The color of a dot indicates the group or profile of the student. It can be determined by the results of a test or questionnaire, assigned by the instructor, or based on the observed behavior of the student in the system. The document icons change color depending on how much they have been read relative to the other documents. The colors range from bright (heavily read) to dimmed (infrequently read). This way the user can get historical navigation information at a glance and does not have to be on-line all the time to know what resources the other students find useful.
Other features of EDUCO include chat, commenting, and newsgroup type communication facilities. Chat discussions can be initiated easily by clicking the dots representing the other students and pressing the "Connect" button in the chat view. The students can also write comments or newsgroup messages that the others see and may respond to. The alarm facility allows them to make the system watch for a particular condition and inform them when the condition occurs. For example, if a student would like to collaborate on a certain document, he or she can tell the system to give a notifying message when someone else arrives to the document. The system also contains a simple search utility for locating users and documents.

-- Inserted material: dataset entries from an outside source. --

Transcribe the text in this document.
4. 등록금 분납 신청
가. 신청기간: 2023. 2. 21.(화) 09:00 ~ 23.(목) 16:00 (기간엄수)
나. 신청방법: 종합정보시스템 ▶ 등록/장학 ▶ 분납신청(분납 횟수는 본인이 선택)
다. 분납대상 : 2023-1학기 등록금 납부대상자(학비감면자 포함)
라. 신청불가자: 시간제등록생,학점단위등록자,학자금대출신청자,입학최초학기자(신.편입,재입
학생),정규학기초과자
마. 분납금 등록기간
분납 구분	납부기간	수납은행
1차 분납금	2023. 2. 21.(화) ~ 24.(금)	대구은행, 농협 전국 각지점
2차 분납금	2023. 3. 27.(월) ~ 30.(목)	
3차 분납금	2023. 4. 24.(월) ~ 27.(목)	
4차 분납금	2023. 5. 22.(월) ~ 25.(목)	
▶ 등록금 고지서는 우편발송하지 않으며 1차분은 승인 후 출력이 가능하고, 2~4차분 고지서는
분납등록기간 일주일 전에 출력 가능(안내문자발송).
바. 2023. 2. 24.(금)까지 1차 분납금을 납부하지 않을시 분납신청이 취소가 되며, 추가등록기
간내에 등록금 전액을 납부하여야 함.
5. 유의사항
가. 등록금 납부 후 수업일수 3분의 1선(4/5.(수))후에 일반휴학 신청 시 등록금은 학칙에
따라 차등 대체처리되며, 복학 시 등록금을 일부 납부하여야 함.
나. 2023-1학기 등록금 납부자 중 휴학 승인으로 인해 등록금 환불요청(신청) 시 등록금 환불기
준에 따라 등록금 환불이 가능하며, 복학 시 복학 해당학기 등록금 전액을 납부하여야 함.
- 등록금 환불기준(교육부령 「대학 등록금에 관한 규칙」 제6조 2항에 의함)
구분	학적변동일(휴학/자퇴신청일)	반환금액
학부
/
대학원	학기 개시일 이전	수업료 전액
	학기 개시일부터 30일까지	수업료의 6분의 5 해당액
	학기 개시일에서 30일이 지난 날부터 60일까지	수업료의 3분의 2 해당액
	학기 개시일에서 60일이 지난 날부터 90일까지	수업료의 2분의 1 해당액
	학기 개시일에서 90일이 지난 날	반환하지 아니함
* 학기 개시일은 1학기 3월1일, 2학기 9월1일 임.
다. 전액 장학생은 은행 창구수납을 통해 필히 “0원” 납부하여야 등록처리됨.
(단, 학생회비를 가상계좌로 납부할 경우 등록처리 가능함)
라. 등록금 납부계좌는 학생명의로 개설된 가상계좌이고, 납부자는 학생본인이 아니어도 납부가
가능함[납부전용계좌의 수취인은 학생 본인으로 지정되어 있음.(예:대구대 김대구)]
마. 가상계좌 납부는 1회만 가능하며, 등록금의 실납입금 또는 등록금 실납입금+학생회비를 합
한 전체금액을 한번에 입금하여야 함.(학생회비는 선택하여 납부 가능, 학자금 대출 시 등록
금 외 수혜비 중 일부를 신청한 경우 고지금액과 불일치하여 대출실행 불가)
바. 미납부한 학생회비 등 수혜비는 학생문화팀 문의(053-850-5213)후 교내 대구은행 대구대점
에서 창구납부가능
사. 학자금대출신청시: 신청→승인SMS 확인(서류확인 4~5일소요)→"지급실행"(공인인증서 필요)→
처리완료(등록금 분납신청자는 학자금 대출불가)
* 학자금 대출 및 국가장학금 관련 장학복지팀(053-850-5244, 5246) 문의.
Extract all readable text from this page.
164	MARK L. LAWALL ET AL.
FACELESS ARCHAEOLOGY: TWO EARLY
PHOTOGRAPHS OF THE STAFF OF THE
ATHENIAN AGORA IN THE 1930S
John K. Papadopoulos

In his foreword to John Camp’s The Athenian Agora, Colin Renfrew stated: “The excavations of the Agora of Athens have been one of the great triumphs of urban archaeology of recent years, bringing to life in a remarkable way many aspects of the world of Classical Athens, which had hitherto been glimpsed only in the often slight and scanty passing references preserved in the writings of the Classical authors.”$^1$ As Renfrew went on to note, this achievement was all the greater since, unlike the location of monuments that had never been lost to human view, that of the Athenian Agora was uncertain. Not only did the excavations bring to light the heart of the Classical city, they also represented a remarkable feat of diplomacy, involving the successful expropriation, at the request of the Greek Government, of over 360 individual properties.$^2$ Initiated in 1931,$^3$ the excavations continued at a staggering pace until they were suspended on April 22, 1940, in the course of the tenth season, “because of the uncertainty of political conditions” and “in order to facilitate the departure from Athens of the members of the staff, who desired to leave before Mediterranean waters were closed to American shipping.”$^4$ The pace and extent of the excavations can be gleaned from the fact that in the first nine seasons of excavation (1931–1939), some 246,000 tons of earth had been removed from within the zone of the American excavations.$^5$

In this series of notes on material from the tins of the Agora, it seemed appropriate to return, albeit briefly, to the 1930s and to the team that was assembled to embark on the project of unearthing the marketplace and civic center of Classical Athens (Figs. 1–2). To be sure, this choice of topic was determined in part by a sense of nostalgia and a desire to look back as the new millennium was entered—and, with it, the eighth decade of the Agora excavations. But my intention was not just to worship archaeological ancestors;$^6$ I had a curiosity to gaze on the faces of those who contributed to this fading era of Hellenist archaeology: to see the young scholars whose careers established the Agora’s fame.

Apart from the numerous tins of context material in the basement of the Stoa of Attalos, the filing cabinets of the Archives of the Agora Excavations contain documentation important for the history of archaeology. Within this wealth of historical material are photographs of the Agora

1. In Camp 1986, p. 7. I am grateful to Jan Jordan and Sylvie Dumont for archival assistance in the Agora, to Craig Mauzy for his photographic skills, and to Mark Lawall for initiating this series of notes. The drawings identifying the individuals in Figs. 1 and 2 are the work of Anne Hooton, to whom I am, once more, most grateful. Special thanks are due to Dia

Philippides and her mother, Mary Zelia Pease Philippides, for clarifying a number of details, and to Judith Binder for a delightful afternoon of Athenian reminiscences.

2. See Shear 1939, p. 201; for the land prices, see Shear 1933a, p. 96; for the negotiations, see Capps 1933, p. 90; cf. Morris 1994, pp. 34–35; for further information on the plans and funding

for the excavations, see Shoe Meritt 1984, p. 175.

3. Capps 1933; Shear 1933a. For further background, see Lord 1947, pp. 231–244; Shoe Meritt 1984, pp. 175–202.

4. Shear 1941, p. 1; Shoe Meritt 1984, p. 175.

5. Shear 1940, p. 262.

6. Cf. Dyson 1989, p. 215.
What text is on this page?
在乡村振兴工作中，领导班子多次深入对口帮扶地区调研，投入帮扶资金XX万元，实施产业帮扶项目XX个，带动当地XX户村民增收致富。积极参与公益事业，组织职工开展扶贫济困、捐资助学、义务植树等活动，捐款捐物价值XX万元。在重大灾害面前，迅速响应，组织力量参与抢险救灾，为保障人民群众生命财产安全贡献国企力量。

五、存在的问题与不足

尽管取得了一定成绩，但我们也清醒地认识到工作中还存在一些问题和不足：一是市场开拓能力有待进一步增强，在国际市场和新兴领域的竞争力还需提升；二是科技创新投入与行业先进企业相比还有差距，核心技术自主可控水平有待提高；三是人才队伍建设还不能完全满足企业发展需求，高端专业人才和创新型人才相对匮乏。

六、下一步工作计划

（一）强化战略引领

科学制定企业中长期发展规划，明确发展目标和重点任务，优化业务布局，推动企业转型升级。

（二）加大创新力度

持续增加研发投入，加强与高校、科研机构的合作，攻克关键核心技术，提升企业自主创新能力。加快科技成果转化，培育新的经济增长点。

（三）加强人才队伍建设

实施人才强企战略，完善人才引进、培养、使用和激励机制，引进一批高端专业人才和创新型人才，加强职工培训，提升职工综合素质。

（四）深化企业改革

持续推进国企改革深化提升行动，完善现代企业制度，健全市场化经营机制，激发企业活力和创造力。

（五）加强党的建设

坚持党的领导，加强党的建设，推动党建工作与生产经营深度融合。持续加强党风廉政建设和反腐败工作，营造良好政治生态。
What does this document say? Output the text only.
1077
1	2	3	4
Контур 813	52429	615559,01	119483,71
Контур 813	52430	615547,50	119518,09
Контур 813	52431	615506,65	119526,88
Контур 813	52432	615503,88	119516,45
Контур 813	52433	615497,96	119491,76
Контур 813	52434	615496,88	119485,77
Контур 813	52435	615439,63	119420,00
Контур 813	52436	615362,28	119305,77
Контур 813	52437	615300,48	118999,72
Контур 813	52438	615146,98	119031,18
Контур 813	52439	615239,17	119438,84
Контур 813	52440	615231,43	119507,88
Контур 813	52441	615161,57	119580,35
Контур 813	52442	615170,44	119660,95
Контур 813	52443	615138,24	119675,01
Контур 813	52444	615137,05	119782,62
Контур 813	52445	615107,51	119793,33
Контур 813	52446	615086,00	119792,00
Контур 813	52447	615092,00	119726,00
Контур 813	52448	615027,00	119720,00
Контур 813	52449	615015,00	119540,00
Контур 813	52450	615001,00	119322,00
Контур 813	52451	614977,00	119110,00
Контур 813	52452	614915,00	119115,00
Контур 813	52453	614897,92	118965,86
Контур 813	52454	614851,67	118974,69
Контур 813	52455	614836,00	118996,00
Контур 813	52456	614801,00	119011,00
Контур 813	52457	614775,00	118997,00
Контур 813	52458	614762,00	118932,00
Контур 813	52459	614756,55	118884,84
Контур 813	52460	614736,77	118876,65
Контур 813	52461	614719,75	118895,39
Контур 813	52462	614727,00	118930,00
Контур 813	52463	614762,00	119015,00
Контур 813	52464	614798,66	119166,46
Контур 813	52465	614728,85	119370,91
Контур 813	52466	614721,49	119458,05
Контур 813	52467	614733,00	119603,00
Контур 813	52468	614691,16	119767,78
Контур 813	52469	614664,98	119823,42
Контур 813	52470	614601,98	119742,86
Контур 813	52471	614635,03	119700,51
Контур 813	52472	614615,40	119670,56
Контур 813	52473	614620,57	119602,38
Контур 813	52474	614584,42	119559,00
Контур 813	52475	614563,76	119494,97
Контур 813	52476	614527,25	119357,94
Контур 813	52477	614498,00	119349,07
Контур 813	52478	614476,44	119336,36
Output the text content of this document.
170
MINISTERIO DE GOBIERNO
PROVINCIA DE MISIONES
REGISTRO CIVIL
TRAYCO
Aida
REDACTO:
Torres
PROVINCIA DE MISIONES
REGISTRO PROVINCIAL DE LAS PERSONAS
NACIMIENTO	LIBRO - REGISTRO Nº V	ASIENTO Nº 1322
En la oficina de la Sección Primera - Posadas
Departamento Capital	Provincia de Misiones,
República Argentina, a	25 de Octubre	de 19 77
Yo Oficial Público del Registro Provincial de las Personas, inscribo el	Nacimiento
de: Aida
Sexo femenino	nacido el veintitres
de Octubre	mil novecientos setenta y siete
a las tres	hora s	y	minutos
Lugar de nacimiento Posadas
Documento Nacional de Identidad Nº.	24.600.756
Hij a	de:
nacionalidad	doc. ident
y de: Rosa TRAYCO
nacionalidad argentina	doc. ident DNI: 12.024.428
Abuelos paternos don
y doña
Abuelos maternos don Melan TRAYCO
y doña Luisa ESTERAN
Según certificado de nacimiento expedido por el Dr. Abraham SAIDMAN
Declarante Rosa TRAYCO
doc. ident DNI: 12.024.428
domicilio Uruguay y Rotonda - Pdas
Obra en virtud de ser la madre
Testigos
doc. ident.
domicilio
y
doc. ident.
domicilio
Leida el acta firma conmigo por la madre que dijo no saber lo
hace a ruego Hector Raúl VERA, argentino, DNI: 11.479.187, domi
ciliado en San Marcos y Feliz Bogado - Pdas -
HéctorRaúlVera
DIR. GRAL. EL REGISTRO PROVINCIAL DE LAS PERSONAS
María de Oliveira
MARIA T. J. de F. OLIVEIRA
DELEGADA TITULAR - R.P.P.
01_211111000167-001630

Bayesian modeling can be used for providing adaptation in an on-line questionnaire. In our research, adaptation means selecting the questions presented to the user in such a way that the total amount of answers required for profiling the user is minimised. Profiles are created from data acquired in previous studies.
EDUFORM is an open system - it can be adapted to any questionnaire content by using a text file containing the proper text lines. Thus EDUFORM can be used with any web-based system that requires intelligent data gathering. In addition the are various different possible representations for the profiles depending on the underlying probablistic models used.
EDUFORM can be used both for e-learning environments and business contexts. It is especially suited for self-assessment tasks, tests and creation of context-dependent profiles. EDUFORM architecture is server-based and it can be used with standard web-browsers with minimun initial overhead as there is no installation process for the users.